The symposium explored whether India is investing sufficiently — and in the right areas — to train and prepare entrepreneurs aligned with the national vision of Viksit Bharat 2047. Discussions underscored that cultivating business acumen, resilience and decision-making is vital to translating cutting-edge research into market-ready solutions.
Speaking on the occasion, Prof. V. Kamakoti, Director, IIT Madras, said, “Democratisation of Education and Entrepreneurship is happening in a big way at IIT Madras. The online BS Program has enabled nearly 50,000 students, many of them from financially weak families to access the best education. Further, IITM is enabling startups and entrepreneurs from all over India to learn from its labs, incubators, faculty, and programs at GDC. ”
Delivering a lecture on ‘Catalysing a Lab to Market Movement in India’, Prof. Krishnan Balasubramanian, GDC Professor In-charge and Chair Professor, IIT Madras, said, “GDC is playing an expert facilitation role with academic faculty and researchers in guiding their innovations to get to market and create impact. GDC’s role is primarily to change the mindset of faculty from pushing their innovation to the market to listening to the market and accordingly building their innovation.”
A panel on “How Policy in India is Enabling Democratisation of Innovation and Entrepreneurship” was chaired by Mr.Kris Gopalakrishnan, Chairman, Axilor Ventures, and featured experts including Mr Lakshmi Narayanan, Co-founder & Emeritus Vice Chairman, Cognizant Technologies; Dr.Shashank Shah, Director (Senior Specialist- Education), NITI Aayog, and Mr Adithya Jain, Co-founder & CEO, Tvasta Technologies. Dr. Shah spoke in reference to NITI Aayog’s ongoing study, with GDC, IIT Madras as the knowledge partner, noting that the study covered over 100 incubators across 18 States of India. The study will provide policy inputs to advance incubation ecosystem in Higher Education Institutions across the nation to achieve the vision of making India the global startup capital.
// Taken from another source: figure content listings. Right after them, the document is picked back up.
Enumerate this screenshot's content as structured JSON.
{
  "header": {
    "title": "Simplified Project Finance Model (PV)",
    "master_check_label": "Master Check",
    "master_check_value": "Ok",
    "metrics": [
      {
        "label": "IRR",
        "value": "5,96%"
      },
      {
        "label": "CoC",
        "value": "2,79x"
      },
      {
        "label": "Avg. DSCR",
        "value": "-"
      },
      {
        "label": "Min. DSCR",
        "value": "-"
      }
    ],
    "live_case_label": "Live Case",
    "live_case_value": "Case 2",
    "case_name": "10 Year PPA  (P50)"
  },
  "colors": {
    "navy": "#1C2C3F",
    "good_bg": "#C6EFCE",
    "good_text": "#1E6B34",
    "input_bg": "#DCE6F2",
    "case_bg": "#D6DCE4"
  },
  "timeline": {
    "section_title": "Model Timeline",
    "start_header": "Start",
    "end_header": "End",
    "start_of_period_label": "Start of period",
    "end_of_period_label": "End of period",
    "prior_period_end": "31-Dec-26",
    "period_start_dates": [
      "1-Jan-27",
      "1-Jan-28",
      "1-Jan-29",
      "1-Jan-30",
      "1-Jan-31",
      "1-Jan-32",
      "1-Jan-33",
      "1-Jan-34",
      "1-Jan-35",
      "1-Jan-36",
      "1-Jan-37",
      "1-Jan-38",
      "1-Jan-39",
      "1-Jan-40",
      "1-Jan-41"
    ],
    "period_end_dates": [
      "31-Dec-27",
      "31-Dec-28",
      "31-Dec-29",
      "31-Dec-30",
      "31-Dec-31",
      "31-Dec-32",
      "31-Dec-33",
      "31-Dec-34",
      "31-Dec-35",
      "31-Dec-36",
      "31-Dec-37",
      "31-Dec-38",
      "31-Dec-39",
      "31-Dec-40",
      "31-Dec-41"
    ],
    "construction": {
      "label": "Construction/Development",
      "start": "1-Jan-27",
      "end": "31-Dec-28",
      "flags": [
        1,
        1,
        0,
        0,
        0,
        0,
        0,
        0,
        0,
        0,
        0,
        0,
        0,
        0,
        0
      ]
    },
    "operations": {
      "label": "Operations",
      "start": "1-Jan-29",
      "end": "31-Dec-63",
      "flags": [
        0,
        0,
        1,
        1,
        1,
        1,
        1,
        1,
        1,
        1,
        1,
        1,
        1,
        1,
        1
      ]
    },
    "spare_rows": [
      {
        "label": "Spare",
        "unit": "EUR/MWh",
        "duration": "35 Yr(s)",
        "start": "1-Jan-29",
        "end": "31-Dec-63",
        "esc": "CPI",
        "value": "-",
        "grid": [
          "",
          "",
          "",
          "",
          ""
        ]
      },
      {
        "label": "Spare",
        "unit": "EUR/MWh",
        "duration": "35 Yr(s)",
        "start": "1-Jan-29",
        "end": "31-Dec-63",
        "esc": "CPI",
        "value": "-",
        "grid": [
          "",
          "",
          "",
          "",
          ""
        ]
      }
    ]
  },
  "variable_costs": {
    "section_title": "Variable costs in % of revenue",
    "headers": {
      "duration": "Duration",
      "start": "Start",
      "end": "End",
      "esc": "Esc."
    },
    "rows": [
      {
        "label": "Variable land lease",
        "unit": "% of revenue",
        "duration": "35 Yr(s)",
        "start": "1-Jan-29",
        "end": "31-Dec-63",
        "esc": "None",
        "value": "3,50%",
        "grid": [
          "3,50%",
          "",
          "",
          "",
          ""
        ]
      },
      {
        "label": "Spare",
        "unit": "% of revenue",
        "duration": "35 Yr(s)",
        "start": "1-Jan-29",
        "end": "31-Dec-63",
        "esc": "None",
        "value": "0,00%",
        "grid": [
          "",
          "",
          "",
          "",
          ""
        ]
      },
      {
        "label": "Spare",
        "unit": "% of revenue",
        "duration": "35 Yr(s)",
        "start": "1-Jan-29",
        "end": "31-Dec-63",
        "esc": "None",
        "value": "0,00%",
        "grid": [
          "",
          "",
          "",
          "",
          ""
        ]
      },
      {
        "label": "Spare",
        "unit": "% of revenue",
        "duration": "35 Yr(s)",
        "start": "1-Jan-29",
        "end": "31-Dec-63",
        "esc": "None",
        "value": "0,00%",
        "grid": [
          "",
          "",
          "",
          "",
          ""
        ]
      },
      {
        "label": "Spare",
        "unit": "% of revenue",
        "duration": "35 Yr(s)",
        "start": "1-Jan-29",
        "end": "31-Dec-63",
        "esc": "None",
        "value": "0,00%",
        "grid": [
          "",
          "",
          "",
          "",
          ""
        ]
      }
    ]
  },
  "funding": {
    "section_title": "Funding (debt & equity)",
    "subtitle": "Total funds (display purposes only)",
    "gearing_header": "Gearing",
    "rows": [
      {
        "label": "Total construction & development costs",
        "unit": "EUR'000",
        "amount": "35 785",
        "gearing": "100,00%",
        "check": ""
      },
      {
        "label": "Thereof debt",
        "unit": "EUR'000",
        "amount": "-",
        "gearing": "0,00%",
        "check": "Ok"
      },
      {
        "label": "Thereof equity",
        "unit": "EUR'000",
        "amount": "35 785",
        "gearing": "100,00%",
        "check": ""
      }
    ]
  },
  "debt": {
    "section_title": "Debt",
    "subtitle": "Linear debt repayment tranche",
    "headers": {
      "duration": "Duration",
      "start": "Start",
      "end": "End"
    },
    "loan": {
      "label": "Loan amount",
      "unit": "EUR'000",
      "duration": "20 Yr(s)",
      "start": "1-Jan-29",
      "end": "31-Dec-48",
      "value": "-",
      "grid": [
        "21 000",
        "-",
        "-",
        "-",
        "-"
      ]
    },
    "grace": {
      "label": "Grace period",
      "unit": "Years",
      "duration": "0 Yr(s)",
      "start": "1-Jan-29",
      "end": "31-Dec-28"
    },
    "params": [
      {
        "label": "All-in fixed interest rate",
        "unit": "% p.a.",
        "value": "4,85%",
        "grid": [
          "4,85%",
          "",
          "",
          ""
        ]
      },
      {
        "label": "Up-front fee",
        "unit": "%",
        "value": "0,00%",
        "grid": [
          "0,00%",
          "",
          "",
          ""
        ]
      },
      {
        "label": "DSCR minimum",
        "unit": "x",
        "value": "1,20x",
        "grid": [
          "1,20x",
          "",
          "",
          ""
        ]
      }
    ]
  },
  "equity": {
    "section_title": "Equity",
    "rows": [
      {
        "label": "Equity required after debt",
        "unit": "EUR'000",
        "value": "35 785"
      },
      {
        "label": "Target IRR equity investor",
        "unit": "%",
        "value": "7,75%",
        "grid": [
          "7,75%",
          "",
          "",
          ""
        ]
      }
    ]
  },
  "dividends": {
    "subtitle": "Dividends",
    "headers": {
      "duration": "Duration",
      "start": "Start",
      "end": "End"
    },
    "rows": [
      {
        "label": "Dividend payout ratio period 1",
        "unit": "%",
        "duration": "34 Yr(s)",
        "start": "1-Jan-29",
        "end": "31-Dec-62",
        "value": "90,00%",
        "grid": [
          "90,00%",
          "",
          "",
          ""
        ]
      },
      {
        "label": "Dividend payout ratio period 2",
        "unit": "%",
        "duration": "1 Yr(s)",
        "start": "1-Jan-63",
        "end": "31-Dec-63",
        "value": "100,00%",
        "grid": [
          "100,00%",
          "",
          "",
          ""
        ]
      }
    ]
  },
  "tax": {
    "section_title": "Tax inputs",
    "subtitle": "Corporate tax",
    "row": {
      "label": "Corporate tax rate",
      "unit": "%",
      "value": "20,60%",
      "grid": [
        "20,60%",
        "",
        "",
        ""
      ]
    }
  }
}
A second panel, “Creating Dynamic Deep-tech Startups – Hear it from the Founders,” featured entrepreneurs from emerging Indian deep-tech companies that benefited from GDC’s programs. This panel included Mr KV Anand, Chief Innovation Officer of GDC as Chairman; Dr Varun Khandelwal – Co-founder & CEO of Healayantra; Mr Sanidhya Chaturvedi- Co-founder & COO of Folium Sensing; and Mr Lokesh Kabdal, Co-founder & CEO of VyomIC.
A third panel in the form of a fireside chat on “Enabling Grassroots Innovation in Enabling Translational Research in India” brought together Gururaj Deshpande, Co-founder, Deshpande Foundation; Varun Aggarwal, Founder and Trustee, FAST India; and Dr Raghuttama Rao, CEO, GDC IIT Madras.
On the sidelines of the symposium, around 15 deep-tech startups from across India showcased their innovations, offering policymakers, investors and mentors direct insight into the aspirations and challenges of India’s next generation of founders.